Os desafios no combate à ansiedade na sociedade contemporânea
Enviada em 12/06/2020
A Segunda Guerra Mundial marca uma significância dicotômica na história da humanidade. Se, por um lado, as atrocidades ocorridas marcaram negativamente a nossa sociedade, houve, também, um expressivo avanço nas mais diversas áreas: tecnologia, direitos humanos, saúde. Dessa forma, as pessoas aumentaram a sua gama de escolhas para obter uma melhor qualidade de vida, como, por exemplo, equipamentos novos, remédios e diversas atrações televisivas. Entretanto, conforme expressou o filósofo Zygmunt Bauman: “o consumismo desenfreado e a crescente tecnologia resultou em uma sociedade ansiosa por novos produtos e informações atualizadas”. Essa conjuntura levou a população a ficar cada vez mais ansiosa, o que é um grande problema na atual sociedade.
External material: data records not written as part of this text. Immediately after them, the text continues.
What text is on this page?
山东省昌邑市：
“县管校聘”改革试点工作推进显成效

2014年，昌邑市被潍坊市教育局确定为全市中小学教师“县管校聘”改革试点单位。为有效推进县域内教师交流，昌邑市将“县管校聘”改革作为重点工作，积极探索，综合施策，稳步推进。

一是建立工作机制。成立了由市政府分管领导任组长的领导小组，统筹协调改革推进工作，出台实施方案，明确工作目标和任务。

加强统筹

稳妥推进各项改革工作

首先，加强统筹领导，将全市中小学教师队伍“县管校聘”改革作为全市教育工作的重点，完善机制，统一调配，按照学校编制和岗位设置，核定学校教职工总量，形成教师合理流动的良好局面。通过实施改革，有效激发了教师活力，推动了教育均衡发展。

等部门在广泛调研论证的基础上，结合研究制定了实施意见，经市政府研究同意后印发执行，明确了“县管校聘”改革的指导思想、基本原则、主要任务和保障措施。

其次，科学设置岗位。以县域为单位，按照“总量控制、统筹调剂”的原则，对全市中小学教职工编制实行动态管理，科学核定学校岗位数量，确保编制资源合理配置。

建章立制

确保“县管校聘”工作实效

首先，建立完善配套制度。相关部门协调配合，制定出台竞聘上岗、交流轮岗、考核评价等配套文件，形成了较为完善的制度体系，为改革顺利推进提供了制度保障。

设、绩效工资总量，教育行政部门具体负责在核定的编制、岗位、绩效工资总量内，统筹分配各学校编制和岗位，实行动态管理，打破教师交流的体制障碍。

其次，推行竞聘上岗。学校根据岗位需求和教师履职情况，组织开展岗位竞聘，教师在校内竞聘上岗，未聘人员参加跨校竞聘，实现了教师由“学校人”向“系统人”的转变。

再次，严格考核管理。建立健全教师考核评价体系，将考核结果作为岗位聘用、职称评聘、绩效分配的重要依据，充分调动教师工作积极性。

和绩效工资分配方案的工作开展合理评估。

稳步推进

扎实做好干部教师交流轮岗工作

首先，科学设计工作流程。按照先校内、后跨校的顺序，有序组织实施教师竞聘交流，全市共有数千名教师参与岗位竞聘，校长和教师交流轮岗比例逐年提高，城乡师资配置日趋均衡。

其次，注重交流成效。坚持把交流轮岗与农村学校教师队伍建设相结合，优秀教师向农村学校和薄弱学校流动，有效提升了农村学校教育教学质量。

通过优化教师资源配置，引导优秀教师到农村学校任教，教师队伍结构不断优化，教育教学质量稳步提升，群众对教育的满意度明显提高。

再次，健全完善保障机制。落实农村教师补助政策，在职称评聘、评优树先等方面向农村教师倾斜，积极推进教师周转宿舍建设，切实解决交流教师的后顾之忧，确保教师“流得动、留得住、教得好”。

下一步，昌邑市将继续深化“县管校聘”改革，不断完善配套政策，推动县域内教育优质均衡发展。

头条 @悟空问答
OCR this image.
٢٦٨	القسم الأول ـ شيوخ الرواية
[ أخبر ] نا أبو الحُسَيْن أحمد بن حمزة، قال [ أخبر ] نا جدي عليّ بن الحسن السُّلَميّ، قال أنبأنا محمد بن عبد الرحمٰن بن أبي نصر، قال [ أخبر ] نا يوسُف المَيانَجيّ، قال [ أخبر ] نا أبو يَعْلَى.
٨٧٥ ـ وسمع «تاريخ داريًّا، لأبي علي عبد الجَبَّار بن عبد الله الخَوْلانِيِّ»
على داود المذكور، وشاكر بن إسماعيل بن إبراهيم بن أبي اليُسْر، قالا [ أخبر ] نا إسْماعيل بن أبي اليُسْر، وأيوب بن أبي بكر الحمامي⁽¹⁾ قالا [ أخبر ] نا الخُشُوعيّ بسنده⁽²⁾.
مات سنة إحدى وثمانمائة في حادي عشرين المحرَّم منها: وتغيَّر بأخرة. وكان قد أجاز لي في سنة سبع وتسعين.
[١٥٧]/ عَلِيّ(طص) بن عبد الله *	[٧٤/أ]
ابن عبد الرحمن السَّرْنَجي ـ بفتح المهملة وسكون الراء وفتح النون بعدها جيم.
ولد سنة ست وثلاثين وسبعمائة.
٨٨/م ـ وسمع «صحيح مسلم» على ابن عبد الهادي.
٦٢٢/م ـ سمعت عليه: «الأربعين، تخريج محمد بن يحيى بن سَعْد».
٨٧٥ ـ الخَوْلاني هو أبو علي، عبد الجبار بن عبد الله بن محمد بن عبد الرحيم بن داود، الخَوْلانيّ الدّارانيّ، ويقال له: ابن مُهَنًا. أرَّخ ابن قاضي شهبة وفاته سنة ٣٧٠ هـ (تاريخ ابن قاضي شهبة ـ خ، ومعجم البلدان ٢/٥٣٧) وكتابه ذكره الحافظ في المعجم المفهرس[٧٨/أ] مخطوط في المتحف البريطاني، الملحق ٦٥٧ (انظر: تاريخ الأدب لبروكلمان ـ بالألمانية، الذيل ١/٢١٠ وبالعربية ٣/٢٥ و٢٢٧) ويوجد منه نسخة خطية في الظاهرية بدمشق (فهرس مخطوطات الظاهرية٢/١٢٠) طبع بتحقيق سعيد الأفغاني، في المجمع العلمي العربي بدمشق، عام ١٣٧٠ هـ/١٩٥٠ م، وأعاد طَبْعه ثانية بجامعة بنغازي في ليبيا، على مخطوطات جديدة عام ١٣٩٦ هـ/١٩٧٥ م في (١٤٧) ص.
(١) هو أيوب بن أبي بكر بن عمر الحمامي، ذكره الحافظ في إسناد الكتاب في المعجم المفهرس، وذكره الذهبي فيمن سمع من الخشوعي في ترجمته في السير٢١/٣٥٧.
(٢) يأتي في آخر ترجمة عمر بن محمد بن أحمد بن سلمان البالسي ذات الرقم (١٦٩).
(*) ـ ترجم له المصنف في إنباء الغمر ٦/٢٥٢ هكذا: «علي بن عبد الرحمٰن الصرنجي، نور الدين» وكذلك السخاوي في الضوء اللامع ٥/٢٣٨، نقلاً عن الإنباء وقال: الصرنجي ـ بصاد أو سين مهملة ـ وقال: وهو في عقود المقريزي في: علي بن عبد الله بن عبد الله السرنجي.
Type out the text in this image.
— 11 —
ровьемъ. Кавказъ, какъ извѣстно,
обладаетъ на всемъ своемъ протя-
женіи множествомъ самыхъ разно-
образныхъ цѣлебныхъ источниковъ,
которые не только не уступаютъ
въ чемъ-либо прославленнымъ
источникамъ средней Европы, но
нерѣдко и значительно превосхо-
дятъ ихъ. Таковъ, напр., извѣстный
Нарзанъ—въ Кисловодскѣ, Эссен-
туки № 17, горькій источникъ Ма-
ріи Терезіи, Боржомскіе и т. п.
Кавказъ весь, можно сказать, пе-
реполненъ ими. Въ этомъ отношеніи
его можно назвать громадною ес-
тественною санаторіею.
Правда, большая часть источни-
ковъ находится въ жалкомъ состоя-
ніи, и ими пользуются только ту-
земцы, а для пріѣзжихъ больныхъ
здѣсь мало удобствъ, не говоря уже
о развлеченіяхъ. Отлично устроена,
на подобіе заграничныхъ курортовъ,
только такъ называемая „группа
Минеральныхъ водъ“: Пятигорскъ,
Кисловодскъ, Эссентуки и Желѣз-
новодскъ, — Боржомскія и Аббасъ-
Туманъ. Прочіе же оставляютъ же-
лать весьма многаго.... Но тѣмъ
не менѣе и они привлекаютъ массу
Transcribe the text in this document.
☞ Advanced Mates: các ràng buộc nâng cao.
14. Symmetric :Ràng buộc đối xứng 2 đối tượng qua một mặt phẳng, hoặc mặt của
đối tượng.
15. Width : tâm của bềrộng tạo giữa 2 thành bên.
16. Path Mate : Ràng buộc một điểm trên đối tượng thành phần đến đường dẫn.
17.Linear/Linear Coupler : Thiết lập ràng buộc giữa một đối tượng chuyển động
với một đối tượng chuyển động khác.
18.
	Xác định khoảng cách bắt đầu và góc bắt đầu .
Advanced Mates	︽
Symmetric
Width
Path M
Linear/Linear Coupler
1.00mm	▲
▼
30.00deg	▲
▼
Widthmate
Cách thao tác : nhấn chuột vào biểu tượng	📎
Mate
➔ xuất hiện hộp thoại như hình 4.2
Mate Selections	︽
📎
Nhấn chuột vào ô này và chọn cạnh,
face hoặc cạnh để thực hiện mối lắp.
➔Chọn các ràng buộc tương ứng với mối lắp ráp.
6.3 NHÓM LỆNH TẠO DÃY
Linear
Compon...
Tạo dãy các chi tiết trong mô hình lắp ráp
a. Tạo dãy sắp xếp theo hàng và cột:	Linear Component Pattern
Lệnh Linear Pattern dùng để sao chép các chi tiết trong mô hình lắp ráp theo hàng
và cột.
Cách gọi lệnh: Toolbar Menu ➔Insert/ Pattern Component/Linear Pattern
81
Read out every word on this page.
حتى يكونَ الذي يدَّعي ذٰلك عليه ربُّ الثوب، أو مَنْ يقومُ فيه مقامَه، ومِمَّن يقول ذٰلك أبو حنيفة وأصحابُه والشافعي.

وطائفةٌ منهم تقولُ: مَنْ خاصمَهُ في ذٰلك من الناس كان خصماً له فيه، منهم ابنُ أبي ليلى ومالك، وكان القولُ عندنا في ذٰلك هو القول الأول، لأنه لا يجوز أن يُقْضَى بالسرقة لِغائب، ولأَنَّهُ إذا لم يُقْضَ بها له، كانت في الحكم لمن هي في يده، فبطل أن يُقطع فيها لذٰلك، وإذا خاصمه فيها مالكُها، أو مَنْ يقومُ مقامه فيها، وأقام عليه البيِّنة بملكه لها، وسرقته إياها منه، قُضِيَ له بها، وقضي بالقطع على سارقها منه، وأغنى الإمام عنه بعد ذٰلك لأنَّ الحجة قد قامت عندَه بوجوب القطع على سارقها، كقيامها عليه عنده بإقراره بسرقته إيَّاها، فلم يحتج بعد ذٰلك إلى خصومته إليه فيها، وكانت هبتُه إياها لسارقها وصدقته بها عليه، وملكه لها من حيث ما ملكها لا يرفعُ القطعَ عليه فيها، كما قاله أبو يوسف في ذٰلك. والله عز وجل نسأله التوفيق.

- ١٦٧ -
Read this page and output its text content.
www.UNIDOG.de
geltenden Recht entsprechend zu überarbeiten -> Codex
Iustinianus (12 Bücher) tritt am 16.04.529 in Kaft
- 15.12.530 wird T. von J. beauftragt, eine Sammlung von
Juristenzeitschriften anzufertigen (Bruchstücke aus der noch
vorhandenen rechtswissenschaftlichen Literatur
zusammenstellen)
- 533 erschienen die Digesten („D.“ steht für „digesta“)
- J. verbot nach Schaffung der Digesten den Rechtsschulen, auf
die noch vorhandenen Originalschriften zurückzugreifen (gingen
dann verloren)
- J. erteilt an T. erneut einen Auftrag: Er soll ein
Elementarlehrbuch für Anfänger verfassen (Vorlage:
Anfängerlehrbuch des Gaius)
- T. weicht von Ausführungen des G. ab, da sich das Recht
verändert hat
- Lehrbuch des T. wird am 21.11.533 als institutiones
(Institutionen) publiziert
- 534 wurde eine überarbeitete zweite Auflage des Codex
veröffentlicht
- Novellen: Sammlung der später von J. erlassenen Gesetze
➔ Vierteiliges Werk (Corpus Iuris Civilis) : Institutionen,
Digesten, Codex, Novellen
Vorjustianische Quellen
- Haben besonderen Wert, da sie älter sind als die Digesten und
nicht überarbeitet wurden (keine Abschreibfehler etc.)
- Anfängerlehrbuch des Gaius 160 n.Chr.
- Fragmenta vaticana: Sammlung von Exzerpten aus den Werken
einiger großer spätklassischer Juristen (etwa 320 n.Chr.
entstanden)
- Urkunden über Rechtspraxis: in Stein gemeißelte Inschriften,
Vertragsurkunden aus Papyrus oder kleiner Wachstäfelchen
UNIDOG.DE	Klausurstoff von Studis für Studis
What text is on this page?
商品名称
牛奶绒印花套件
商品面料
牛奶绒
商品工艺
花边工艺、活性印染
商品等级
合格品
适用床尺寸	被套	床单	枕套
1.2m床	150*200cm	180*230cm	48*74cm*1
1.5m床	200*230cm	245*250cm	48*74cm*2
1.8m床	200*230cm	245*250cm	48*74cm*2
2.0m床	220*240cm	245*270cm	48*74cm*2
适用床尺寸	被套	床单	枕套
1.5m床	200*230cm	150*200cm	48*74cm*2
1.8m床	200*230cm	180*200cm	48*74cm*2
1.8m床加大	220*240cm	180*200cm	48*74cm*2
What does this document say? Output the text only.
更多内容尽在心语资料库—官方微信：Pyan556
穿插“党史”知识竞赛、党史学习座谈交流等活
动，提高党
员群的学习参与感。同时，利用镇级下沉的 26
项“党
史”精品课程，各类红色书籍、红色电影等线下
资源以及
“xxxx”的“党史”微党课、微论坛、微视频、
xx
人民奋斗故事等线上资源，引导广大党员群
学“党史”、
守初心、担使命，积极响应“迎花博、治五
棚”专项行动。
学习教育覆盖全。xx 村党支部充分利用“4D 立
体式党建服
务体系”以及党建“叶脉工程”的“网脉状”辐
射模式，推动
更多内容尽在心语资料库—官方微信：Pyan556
Em princípio, com o fim da Guerra Fria, foi estabelecida uma nova Ordem Mundial, com a ascensão do capitalismo como forma geopolítica de sociedade. Destarte, o incentivo ao consumo, por parte das grandes corporações, em busca de mercado, causou severas alterações no modo de vida da população, uma vez que a grande oferta por novos bens de consumo tomou papel de protagonista nas relações sociais contemporâneas, causando uma dependência tecnológica nas pessoas, o que por si acentua a ansiedade individual.
Ademais, a revolução tecno-científica-informacional, por seu caráter global, encurtou as barreiras de comunicação pelo advento de inúmeras tecnologias que facilitam o diálogo entre diferentes partes do globo. Todavia, a grande quantidade de informações disponibilizadas, principalmente após a criação das redes sociais, gerou um cenário de dependência da população em estar sempre atualizada com o mundo, o que cria uma necessidade expectativa, ou seja, uma causa para intensificação da ansiedade inerente.
Portanto, fica evidente que o combate à ansiedade na sociedade brasileira é um desafio. Dessa maneira, o Governo Federal, sob a tutela do Ministério da Educação, deverá, por meio de um programa de educação social, ministrar palestras, em todo o Brasil, a respeito de como a ansiedade influencia a qualidade de vida, para, então, desenvolver o senso crítico da população e protegê-la do cenário atual de consumismo exacerbado e informações excessivas, restringindo, assim, as causas de ansiedade na população.